Sürecin getirdiği belirsiz ve kontrolsüzlük ders çalışmaya yönelik motivasyonlarını düşürdüğünü ve dolaylı olarak başarı oranlarının da azalmasına eden olduğunu anlatan Beyaz, çocukların ergenlik sürecine girdiği dönemin, hem kendisiyle hem çevreyle çatışma yaşadığı zor bir dönem olduğunu, okul çağında panik atakla ilgili ya da psikolojik destek alma gerekliliği hissedilen sınıf düzeyi maalesef sekizinci sınıfa indiğini dile getirdi.

Salgın sürecinin herkeste bir hiçlik duygusu yarattığına dikkat çeken Beyaz, Koronavirüs salgını ile birlikte hali hazırda çok stresli bir süreçte sınava hazırlanan gençlerin çalışma takvimlerini etkileyecek her türlü değişimden de olumsuz etkilendiklerini vurguladı. Motive olmanın, yaşama bağlanmanın ve umut etmenin zaten güçleştiği bu dönemde, duygu durumları hali hazırda zaten inişli çıkışlı olan gençlerin planlarındaki değişikliklerden daha çok etkilendiğini ve depresyona girebildiğini anlatan Beyaz, yaptığı planlamada bir anda elinden bir aylık süre alınan öğrencilerde çalışmalarını yetiştirememe kaygısının çok daha yoğun şekilde yaşandığını ifade etti.
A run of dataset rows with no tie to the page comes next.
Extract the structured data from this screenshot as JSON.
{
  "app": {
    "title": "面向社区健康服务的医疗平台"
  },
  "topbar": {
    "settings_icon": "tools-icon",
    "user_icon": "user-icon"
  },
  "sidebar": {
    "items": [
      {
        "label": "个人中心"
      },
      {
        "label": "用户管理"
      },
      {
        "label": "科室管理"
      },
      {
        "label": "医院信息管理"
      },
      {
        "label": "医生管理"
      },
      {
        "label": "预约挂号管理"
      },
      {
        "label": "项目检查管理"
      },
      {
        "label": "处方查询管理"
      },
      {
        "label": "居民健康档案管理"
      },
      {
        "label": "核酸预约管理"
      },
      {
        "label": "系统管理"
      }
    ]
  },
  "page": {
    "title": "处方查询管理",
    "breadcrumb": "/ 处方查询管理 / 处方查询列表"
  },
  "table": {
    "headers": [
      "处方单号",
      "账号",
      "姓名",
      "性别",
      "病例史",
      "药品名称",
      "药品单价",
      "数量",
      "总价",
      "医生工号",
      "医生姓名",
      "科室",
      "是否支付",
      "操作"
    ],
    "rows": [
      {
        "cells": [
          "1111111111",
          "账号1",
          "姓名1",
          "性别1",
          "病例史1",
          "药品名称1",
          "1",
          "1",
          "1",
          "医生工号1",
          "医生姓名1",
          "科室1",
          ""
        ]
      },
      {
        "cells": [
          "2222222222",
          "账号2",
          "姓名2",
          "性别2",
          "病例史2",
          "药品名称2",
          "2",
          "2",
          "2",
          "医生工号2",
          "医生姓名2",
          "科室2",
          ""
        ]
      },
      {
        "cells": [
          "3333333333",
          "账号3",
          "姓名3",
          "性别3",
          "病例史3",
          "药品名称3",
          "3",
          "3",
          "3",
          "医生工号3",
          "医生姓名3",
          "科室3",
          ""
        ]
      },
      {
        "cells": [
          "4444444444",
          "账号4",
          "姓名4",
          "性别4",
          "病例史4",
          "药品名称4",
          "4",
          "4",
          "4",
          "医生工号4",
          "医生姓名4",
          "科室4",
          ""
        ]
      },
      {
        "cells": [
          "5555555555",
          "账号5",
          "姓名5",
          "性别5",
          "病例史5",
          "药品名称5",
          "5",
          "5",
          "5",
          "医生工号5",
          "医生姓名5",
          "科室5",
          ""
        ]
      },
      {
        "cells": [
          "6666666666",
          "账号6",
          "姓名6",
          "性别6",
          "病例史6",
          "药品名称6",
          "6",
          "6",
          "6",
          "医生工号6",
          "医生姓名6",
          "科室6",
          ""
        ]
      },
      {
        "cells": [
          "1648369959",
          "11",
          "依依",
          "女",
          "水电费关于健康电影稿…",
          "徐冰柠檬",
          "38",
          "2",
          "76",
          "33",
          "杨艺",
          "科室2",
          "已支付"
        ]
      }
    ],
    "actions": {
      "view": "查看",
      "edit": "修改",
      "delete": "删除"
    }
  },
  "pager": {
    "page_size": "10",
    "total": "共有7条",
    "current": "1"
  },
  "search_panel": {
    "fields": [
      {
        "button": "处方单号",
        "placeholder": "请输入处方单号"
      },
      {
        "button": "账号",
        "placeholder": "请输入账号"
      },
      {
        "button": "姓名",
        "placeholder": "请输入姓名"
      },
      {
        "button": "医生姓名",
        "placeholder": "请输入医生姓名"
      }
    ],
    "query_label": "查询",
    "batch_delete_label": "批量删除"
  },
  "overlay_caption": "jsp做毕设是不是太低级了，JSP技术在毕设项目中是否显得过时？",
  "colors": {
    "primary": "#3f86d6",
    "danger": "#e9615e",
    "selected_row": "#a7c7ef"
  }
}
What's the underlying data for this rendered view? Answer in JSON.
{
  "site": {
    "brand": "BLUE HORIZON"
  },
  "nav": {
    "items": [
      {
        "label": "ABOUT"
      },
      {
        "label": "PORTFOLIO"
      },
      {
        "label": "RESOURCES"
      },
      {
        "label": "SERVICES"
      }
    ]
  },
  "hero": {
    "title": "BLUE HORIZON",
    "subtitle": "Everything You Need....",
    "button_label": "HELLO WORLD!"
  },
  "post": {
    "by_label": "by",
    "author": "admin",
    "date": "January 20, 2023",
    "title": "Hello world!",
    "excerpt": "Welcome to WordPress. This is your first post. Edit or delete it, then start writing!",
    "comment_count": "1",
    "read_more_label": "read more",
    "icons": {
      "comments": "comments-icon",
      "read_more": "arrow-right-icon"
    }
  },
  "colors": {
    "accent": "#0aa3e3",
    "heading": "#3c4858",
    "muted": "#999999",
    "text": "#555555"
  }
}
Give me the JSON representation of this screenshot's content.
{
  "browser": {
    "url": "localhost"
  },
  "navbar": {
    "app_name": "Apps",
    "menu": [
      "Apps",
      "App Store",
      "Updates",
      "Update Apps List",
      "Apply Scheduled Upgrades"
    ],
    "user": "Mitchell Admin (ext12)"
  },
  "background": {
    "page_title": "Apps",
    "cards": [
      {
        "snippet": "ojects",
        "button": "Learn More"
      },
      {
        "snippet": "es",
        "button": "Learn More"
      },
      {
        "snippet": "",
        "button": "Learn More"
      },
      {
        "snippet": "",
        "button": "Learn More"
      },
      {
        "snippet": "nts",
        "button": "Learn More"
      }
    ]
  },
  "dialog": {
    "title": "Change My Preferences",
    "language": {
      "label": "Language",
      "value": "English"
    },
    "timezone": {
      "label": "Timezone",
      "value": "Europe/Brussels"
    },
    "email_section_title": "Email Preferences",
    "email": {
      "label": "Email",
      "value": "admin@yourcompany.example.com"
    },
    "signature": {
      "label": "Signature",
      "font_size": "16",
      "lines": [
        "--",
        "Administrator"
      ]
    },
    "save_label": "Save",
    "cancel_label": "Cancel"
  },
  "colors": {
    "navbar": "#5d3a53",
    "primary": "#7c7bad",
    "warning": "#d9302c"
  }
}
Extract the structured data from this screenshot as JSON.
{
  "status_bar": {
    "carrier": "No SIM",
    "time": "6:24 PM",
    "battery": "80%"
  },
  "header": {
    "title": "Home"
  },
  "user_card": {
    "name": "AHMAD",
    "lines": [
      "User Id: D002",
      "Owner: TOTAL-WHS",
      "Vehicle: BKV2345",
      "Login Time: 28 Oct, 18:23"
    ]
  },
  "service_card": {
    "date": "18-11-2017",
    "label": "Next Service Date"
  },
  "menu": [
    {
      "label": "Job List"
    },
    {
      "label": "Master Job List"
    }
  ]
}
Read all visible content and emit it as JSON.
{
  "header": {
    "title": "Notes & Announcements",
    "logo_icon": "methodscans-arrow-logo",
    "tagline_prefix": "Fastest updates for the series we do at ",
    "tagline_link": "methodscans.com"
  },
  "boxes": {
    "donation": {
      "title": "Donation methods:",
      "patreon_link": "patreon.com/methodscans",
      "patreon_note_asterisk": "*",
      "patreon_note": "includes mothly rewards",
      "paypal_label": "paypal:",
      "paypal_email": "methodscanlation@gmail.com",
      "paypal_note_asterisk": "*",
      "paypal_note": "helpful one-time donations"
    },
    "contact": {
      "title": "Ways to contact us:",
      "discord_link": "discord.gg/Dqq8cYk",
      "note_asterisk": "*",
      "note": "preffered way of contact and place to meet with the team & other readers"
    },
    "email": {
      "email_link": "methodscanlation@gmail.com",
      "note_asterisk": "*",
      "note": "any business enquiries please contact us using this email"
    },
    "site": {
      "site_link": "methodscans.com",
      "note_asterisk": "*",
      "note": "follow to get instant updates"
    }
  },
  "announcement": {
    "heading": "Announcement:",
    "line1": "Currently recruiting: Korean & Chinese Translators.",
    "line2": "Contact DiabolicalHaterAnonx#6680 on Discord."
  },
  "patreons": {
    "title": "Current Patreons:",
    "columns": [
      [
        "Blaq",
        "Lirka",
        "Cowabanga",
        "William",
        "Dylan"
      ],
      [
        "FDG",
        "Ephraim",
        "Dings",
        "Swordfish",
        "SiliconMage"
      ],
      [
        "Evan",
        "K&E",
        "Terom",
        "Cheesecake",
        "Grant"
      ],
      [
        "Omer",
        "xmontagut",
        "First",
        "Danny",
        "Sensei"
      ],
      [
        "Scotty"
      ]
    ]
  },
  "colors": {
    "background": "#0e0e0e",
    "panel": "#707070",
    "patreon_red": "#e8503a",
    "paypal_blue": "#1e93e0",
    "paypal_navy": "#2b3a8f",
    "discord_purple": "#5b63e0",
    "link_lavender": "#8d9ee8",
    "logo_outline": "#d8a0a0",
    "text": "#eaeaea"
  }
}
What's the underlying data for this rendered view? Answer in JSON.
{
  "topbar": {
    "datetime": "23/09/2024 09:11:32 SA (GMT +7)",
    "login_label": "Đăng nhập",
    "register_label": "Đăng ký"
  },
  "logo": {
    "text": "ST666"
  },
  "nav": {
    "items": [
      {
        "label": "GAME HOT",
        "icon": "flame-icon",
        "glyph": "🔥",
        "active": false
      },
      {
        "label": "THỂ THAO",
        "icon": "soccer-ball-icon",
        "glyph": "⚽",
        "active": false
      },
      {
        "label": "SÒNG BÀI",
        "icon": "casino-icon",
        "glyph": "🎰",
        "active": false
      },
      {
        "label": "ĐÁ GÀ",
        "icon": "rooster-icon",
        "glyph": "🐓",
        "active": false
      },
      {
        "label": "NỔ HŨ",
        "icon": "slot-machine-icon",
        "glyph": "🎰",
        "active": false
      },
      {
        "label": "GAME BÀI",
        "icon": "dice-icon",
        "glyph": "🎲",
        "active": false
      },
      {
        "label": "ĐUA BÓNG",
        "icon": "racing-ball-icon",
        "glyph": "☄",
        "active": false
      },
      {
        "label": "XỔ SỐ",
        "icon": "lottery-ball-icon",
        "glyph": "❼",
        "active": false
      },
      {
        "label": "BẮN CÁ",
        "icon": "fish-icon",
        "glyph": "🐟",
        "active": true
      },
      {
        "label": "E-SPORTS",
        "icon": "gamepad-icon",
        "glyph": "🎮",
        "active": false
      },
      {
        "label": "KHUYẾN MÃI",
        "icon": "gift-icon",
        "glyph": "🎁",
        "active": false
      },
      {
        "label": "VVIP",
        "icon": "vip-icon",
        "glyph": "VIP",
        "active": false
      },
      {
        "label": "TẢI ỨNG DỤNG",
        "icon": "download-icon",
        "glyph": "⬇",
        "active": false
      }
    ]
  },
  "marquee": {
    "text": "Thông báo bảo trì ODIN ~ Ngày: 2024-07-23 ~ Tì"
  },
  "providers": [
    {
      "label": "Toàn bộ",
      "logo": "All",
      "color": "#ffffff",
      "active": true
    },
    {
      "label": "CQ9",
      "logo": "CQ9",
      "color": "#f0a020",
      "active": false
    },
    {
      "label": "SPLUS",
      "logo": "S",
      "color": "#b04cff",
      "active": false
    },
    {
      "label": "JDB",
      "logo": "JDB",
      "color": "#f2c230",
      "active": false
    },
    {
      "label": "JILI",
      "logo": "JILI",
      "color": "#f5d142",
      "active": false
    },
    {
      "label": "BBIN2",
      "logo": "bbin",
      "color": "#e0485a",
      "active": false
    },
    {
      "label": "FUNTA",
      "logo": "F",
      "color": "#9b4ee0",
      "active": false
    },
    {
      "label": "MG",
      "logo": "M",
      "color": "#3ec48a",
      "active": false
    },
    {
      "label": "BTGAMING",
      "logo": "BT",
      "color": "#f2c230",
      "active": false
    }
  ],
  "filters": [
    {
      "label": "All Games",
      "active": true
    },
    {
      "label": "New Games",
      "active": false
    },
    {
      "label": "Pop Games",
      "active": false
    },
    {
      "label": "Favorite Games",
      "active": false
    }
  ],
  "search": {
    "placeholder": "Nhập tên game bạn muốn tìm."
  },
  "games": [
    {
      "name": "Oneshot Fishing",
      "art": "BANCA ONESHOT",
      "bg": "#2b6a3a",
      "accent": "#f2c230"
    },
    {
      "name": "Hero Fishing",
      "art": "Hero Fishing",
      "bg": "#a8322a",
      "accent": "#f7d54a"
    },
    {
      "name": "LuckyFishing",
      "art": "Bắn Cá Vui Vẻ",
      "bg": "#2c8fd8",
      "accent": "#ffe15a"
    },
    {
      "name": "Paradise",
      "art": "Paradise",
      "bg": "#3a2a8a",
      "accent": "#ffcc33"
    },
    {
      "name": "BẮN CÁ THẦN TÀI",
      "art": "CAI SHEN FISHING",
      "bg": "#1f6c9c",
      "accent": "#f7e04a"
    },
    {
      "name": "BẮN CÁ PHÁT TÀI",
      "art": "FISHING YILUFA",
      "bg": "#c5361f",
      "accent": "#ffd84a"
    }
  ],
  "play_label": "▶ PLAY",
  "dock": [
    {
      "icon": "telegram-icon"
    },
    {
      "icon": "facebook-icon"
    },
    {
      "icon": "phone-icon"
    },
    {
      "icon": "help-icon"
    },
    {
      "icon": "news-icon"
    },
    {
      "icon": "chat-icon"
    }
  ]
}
Salgından zaten korku, kaygı ve belirsizliğe sürüklenen öğrencilerin sürekli sınav tarihi değişikliğinden kaynaklı çalışma motivasyonlarının tamamıyla alt üst olduğuna dikkat çeken Beyaz, “Süreç içerisinde üç farklı sınav tarihi belirlendi. Bu, öğrenci açısından güdülenme eksikliği ve motivasyon sönmesi gibi davranışları ortaya çıkaracaktır, stresi arttıracaktır. Konuları tekrar etmeye başlamış üst başarı düzeyindeki öğrencilerin planlarının bozulmasına neden olacaktır.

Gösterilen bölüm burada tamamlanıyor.